Elvis Costello will probably always be the second-most famous “Elvis” in the world. That said, Costello maintains that no one calls “Elvis” anymore. While promoting his newly-released album, The Boy Named If, Rolling Stone asked about the lyric in the album's single “Farewell, OK,” that mentions “Elvis in the velvet hereafter.” Costello was asked what his relationship to his stage name is these days.
Costello, who was born Declan Patrick McManus, explained, “I never really hear it because my family don’t call me that; most people call me by my initials, which my dad began. He called me 'D.P.', so that’s an Irish convention, I guess, that he picked up.

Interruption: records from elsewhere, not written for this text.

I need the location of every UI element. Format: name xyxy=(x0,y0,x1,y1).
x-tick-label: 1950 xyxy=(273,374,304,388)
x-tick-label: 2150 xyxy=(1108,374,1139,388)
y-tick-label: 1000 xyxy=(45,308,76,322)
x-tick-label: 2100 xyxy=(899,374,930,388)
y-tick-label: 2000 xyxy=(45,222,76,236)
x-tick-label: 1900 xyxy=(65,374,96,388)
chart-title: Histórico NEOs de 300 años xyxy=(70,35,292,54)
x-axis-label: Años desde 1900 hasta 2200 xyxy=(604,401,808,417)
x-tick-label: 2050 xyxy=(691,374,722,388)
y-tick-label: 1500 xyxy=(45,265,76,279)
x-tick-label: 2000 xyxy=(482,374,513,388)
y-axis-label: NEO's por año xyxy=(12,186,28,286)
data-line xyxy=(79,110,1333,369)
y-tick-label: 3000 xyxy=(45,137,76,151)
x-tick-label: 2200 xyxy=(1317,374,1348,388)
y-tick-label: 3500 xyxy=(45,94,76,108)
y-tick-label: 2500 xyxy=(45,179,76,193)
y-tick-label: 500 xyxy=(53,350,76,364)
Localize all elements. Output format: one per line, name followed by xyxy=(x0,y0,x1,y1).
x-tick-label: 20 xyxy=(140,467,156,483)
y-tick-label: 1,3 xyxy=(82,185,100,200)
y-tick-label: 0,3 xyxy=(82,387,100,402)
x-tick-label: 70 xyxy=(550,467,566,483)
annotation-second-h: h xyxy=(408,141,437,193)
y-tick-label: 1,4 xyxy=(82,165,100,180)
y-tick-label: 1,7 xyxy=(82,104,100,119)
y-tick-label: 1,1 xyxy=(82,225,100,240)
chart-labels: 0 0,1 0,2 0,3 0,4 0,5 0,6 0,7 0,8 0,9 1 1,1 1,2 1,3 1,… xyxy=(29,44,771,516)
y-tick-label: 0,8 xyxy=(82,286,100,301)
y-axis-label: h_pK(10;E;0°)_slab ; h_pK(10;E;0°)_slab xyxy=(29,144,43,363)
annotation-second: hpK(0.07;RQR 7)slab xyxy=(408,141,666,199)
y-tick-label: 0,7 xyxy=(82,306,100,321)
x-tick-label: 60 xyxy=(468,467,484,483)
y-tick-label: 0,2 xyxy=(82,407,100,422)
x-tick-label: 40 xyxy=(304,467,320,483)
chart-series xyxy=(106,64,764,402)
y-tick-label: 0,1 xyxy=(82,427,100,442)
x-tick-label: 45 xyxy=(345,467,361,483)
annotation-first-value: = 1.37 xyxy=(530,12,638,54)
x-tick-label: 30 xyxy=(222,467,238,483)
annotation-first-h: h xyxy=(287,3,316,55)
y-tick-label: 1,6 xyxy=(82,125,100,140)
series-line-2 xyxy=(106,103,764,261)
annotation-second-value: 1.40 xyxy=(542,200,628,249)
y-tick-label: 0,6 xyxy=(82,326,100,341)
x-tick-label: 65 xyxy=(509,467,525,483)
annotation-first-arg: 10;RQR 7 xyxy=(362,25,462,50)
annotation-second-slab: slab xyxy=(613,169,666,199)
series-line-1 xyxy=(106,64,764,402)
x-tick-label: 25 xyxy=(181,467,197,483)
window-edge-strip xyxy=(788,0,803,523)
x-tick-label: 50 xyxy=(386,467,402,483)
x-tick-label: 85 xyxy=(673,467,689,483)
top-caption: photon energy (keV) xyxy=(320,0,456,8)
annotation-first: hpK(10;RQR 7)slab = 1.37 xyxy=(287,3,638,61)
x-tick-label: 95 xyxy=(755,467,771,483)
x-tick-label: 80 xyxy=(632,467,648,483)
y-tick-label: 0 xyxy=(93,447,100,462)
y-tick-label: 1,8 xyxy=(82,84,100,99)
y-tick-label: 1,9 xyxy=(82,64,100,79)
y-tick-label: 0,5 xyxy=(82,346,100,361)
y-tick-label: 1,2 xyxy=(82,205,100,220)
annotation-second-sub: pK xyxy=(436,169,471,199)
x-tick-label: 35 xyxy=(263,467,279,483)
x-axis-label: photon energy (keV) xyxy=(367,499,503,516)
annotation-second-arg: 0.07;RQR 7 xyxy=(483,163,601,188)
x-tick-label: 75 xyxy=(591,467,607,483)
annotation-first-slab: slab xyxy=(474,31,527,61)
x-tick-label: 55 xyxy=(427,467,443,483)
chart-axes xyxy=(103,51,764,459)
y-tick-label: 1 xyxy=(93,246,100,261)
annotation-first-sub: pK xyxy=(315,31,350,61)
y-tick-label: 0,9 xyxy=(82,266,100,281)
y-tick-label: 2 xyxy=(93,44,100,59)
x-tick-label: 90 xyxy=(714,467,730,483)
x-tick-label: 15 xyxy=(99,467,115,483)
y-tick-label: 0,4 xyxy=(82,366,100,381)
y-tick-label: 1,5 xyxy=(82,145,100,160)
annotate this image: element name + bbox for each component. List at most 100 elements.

And I don’t really hear many people call me by that name, so I just don’t hear it anymore. It’s like a secret identity, or something; it’s like being called Clark Kent. It’s just a name. It’s just a brand.”
When pressed about what attracts him to still write rock music, Costello admitted: “I don’t like much rock music. I like rock n' roll. I think if you lose the roll part, a lot of the fun goes out of it. And when people ask me, 'What’s your favorite record?' I usually don’t name any electric-guitar records made in the last 30 years because the beat is so square. I like things that float a bit or swing a bit, whether it’s rock n' roll or actual jazz that swings, or even the way Hank Williams records lope.”

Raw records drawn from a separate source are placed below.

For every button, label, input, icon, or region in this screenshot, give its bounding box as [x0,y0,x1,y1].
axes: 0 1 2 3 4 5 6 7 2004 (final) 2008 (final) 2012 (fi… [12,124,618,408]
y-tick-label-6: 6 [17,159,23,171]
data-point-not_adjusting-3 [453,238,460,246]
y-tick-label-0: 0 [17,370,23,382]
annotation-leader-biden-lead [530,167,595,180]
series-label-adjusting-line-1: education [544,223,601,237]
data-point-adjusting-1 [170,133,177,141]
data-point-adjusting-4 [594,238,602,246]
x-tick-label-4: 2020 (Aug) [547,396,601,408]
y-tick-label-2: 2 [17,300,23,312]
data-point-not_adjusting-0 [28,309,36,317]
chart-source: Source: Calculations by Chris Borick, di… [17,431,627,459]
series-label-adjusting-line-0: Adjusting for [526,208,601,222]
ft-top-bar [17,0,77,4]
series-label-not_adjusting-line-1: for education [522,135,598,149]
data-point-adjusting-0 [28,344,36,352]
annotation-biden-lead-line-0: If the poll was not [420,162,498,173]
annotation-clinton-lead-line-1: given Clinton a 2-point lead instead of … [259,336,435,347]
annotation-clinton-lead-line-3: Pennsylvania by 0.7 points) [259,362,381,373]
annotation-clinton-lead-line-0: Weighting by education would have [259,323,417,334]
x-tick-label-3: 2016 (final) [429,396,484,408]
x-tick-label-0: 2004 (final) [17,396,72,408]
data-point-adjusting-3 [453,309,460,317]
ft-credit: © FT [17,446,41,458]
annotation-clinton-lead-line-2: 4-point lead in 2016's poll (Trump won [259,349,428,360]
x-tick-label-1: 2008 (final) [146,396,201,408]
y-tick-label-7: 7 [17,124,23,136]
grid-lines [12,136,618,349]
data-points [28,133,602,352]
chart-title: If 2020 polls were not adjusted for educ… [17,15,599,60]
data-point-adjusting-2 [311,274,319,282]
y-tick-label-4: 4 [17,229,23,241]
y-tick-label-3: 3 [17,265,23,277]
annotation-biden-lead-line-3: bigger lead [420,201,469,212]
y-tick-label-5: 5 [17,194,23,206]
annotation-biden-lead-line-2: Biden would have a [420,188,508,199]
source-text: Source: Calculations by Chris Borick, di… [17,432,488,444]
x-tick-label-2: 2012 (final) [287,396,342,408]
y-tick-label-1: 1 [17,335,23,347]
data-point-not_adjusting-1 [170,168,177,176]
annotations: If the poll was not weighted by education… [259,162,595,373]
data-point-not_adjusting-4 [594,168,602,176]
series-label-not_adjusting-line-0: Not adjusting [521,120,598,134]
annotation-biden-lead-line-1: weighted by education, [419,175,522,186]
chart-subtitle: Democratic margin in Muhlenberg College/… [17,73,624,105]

He went on to say, “You listen to these records out of Nashville, they couldn’t float if you filled them full of water. They just don’t; they’re square and they sound like bad rock records from the '90s. To my ear, they just do. But somebody likes them. My grandfather — he was a trumpet player — never used to criticize other musicians. I’m trying to live by his example a little better these times and not be so critical of everybody else. But you can’t like everything.”

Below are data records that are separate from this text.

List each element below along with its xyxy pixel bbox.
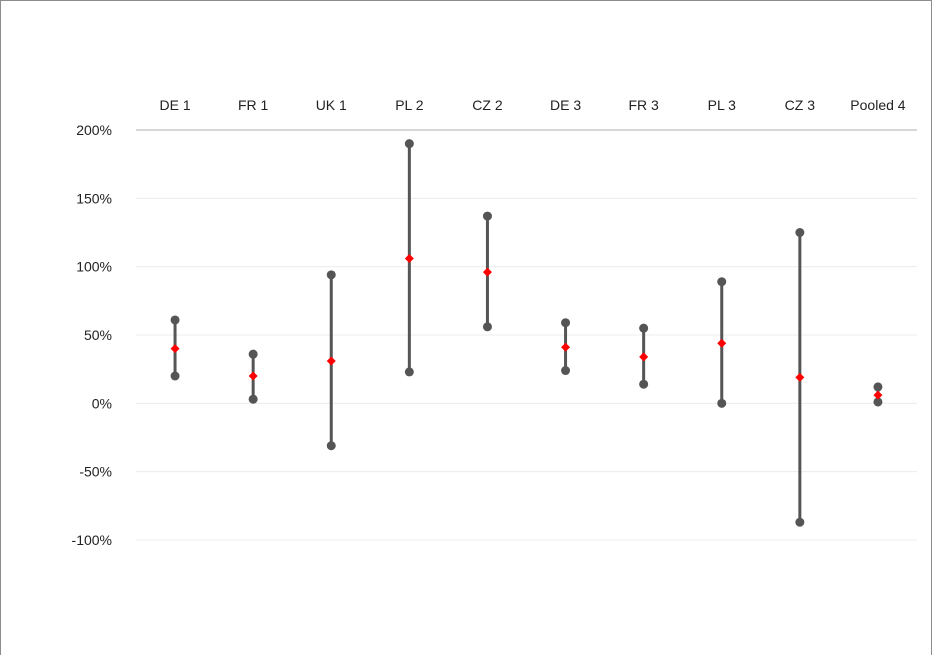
- category-axis-labels: DE 1 FR 1 UK 1 PL 2 CZ 2 DE 3 FR 3 PL 3 …: [159, 97, 905, 113]
- y-tick-label: 200%: [76, 122, 112, 138]
- category-label: Pooled 4: [850, 97, 905, 113]
- mid-point-marker: [717, 338, 727, 348]
- high-point: [326, 270, 336, 280]
- high-point: [248, 349, 258, 359]
- low-point: [404, 367, 414, 377]
- high-point: [795, 228, 805, 237]
- category-label: PL 2: [395, 97, 423, 113]
- category-label: UK 1: [316, 97, 347, 113]
- low-point: [482, 322, 492, 332]
- mid-point-marker: [561, 342, 571, 352]
- category-label: DE 1: [159, 97, 190, 113]
- high-point: [639, 323, 649, 333]
- high-point: [561, 318, 571, 328]
- mid-point-marker: [873, 390, 883, 400]
- category-label: CZ 2: [472, 97, 503, 113]
- high-point: [404, 139, 414, 149]
- y-tick-label: 0%: [92, 395, 112, 411]
- mid-point-marker: [170, 344, 180, 354]
- high-point: [717, 277, 727, 287]
- low-point: [795, 517, 805, 527]
- low-point: [170, 371, 180, 381]
- high-point: [873, 382, 883, 392]
- high-point: [170, 315, 180, 325]
- high-point: [482, 211, 492, 221]
- gridlines: [136, 129, 917, 541]
- low-point: [717, 398, 727, 408]
- low-point: [561, 366, 571, 376]
- low-point: [326, 441, 336, 451]
- category-label: FR 1: [238, 97, 269, 113]
- mid-point-marker: [482, 267, 492, 277]
- mid-point-marker: [326, 356, 336, 366]
- category-label: CZ 3: [785, 97, 816, 113]
- y-tick-label: 150%: [76, 190, 112, 206]
- mid-point-marker: [404, 253, 414, 263]
- y-tick-label: -50%: [79, 464, 112, 480]
- y-axis-ticks: 200% 150% 100% 50% 0% -50% -100%: [72, 122, 112, 548]
- low-point: [248, 394, 258, 404]
- low-point: [873, 397, 883, 407]
- mid-point-marker: [639, 352, 649, 362]
- mid-point-marker: [795, 372, 805, 382]
- y-tick-label: 50%: [84, 327, 112, 343]
- category-label: DE 3: [550, 97, 581, 113]
- category-label: FR 3: [628, 97, 659, 113]
- y-tick-label: -100%: [72, 532, 112, 548]
- mid-point-marker: [248, 371, 258, 381]
- category-label: PL 3: [708, 97, 736, 113]
- low-point: [639, 379, 649, 389]
- y-tick-label: 100%: [76, 259, 112, 275]
- range-marks: [170, 139, 883, 527]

Elvis Costello explained to us a while back that working on music for a proposed Broadway musical, dabbling in hip hop, or fully embracing the Americana genre, all eat up one's time and inspiration: “That's the thing is that if you do one thing for a while, you're liable to want to do something different. You don't want to eat vanilla ice cream or steak every day. I never want to eat steak. It's just the feeling that I had there. When I was given the opportunity to work with (Burt) Bacharach, Anne Sofie von Otter and many of the other things I'd been doing in the last few years, I would have been a fool to turn those chances down. Everything that I got from it and the songs we wrote or recorded together. And when it came time to do this record it seemed very natural to me.”